Jun
25
2010

Agriculture is widely understood to be one of the largest contributors of greenhouse gases in our atmosphere, which is unfortunate for two reasons: 1) greenhouse gases are a driving force of climate change, and 2) last time I checked, people still need to eat.

Literally Green Skyscrapers: In a near-future world with 9 billion people, land will be even more valuable than it is today.  Researchers have been asking themselves how we are going to feed all those new people...  What if we built high rise greenhouses?
Literally Green Skyscrapers: In a near-future world with 9 billion people, land will be even more valuable than it is today. Researchers have been asking themselves how we are going to feed all those new people... What if we built high rise greenhouses?Courtesy Curbed SF

Specifically, farming is one of the largest contributors of carbon dioxide, methane, and nitrous oxide – all greenhouse gases – in our atmosphere.
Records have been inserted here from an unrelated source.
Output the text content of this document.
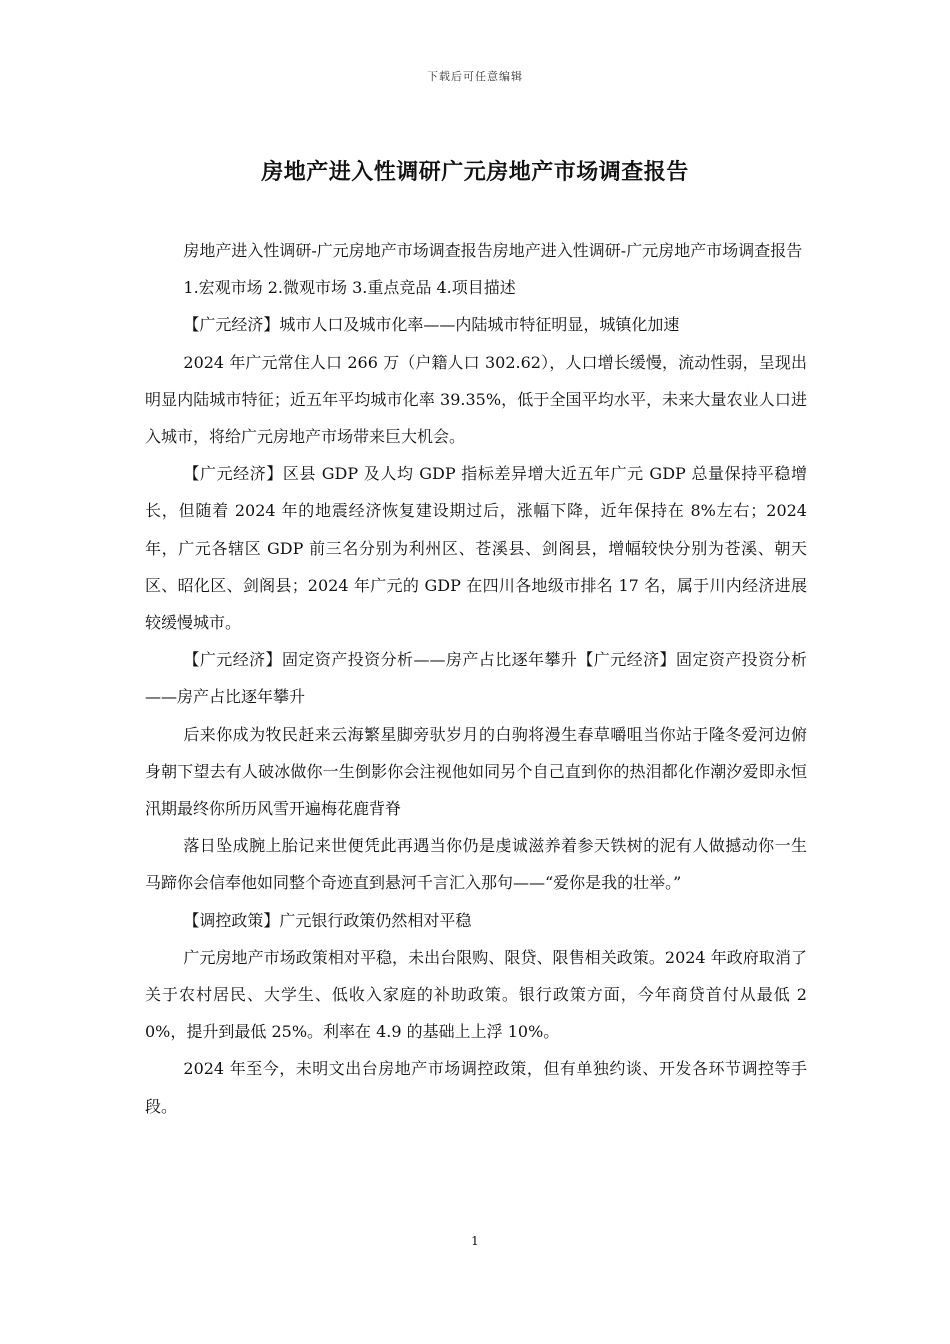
下载后可任意编辑
房地产进入性调研广元房地产市场调查报告

房地产进入性调研-广元房地产市场调查报告房地产进入性调研-广元房地产市场调查报告

1.宏观市场 2.微观市场 3.重点竞品 4.项目描述

【广元经济】城市人口及城市化率——内陆城市特征明显，城镇化加速

2024 年广元常住人口 266 万（户籍人口 302.62），人口增长缓慢，流动性弱，呈现出明显内陆城市特征；近五年平均城市化率 39.35%，低于全国平均水平，未来大量农业人口进入城市，将给广元房地产市场带来巨大机会。

【广元经济】区县 GDP 及人均 GDP 指标差异增大近五年广元 GDP 总量保持平稳增长，但随着 2024 年的地震经济恢复建设期过后，涨幅下降，近年保持在 8%左右；2024 年，广元各辖区 GDP 前三名分别为利州区、苍溪县、剑阁县，增幅较快分别为苍溪、朝天区、昭化区、剑阁县；2024 年广元的 GDP 在四川各地级市排名 17 名，属于川内经济进展较缓慢城市。

【广元经济】固定资产投资分析——房产占比逐年攀升【广元经济】固定资产投资分析——房产占比逐年攀升

后来你成为牧民赶来云海繁星脚旁驮岁月的白驹将漫生春草嚼咀当你站于隆冬爱河边俯身朝下望去有人破冰做你一生倒影你会注视他如同另个自己直到你的热泪都化作潮汐爱即永恒汛期最终你所历风雪开遍梅花鹿背脊

落日坠成腕上胎记来世便凭此再遇当你仍是虔诚滋养着参天铁树的泥有人做撼动你一生马蹄你会信奉他如同整个奇迹直到悬河千言汇入那句——“爱你是我的壮举。”

【调控政策】广元银行政策仍然相对平稳

广元房地产市场政策相对平稳，未出台限购、限贷、限售相关政策。2024 年政府取消了关于农村居民、大学生、低收入家庭的补助政策。银行政策方面，今年商贷首付从最低 20%，提升到最低 25%。利率在 4.9 的基础上上浮 10%。

2024 年至今，未明文出台房地产市场调控政策，但有单独约谈、开发各环节调控等手段。

1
The four major sources of these emissions include fossil fuel consumption, fertilizer usage, animal farts and poop (no kidding!), as well as land use change (mainly, deforestation). As serious a problem as climate change is, one of the most important truths for environmentalists to remember is that people have needs that necessarily affect the health of the environment. For example, the world’s population is currently well over six billion people who need roughly 2,000 calories from food each day. That’s a lot of food that we depend upon farmers to raise and grow for us every day! And with predictions of nine billion people occupying the Earth in a mere forty years, our global population’s appetite is growing.

However, a June 2010 study published in Scientific American says that farming’s bad rap is undeserved, and actually modern high-yield crop farming has a net reduction of greenhouse gas emissions. Say what??
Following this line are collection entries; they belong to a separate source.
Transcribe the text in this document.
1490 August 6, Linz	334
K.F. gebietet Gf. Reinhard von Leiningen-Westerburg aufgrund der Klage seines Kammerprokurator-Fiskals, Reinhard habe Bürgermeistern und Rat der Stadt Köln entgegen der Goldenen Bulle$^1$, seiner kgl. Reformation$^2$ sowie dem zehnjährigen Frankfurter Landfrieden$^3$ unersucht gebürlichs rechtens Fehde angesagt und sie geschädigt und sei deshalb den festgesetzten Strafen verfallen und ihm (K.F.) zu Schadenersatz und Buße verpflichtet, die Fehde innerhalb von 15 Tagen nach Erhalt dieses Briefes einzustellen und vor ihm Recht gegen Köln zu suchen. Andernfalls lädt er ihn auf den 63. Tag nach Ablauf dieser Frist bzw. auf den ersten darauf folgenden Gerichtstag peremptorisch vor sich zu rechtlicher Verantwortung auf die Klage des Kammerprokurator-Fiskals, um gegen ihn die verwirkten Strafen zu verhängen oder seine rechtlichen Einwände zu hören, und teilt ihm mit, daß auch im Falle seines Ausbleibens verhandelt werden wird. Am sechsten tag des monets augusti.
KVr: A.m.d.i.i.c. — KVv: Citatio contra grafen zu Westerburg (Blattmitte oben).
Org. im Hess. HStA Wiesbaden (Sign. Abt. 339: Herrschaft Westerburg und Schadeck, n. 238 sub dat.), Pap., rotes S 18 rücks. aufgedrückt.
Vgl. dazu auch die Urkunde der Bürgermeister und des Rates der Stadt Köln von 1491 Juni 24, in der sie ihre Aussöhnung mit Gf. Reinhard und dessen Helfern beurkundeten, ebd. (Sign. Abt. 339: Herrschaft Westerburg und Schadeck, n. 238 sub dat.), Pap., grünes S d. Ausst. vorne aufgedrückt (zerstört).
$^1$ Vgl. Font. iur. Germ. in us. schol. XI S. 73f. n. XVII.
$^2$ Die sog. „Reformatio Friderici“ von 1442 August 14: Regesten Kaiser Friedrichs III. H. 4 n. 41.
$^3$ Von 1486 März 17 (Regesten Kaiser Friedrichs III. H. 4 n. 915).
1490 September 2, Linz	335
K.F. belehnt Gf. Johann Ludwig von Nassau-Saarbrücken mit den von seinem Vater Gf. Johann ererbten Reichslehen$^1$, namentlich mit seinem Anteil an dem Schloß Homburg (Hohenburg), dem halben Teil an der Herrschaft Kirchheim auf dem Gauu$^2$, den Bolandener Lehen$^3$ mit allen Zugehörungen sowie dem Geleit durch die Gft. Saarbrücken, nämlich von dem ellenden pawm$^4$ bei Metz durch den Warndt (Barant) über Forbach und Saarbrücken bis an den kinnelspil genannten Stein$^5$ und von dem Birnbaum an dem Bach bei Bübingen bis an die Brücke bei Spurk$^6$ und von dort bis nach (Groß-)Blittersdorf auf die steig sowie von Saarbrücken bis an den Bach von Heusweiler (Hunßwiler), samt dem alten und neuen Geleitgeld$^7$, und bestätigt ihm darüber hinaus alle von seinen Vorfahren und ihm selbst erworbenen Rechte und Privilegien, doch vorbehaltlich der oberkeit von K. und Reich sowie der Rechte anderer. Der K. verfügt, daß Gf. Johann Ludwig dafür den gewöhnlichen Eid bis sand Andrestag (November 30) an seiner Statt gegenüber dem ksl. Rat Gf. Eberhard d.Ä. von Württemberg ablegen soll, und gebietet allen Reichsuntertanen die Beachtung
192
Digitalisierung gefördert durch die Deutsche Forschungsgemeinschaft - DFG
Here’s how it works: What sustainability-minded scientists from many disciplines strive to do is find ways to limit (better!) or eliminate (best!!) peoples’ negative impact on the environment.

In the 1960s, farmers and researchers began to develop new methods of farming to feed the rapidly expanding population. This has been called the “Green Revolution.” The results of their studies produced modern high-yield farming, which has allowed farmers to produce more food in less space. According to the Stanford researchers, though high-yield farming is possible largely because of fertilizer use – one of the four major sources of greenhouse gas emissions on farms – it prevents land use change in the form of deforestation – another one of the four major sources of greenhouse gas emissions on farms. The key point is that the greenhouse gas emissions caused by fertilizer use is less than the greenhouse gas emissions caused by deforestation, which yields a net reduction. That is, if we had continued with pre-Green Revolution farming techniques, in order to feed today’s population, we’d be using less fertilizer, deforesting more land, and emitting considerably more greenhouse gases than we currently are.

Today, at the Institute on the Environment, the Global Landscapes Initiative continues to focus on seeking ways to secure a healthy land use future for both people and the environment. This includes researching innovative agricultural practices.

Hydroponics: Hydoponics is a method of growing plants without soil.  Weird, but true!  Instead, plants are raised in a mineral water bath.  Could this be the future of farming?
Hydroponics: Hydoponics is a method of growing plants without soil. Weird, but true! Instead, plants are raised in a mineral water bath. Could this be the future of farming?Courtesy pchic

Another Scientific American article has it’s own ideas about how to provide food to our growing population: build vertical farms. These futuristic, skyscraping greenhouses are based upon existing hydroponic greenhouses and could reduce fossil-fuel use while simultaneously recycling city wastewater. Hydroponic greenhouses grow plants without soil! Instead, they use mineral nutrients dissolved in water, allowing plants to be grown just about anywhere… including on the 34th floor. According to the article,

“A one-square-block farm 30 stories high could yield as much food as 2,400 outdoor acres…”

That’s a lot of food. A lot. Really? Is it possible? The paper’s author claims it is and that architects, engineers, designers, and “mainstream organizations” are taking note of his vertical farm concept.

Your Comments, Thoughts, Questions, Ideas

KelsiDayle's picture
KelsiDayle says:

This great New York Times article, In Fertilizer, a Climatic Dividend, covers the same story and provides more detail on why fertilizer isn't as bad for the environment as previously thought.

Also, the original scholarly journal article, Greenhouse Gas Mitigation by Agricultural Intensification, can be found here for those of you with a special interest.

posted on Tue, 06/29/2010 - 4:10pm
Anonymous's picture
Anonymous says:

Wowee! Let's get building those tall buildings/gardens!!!!!!!! Eat UP!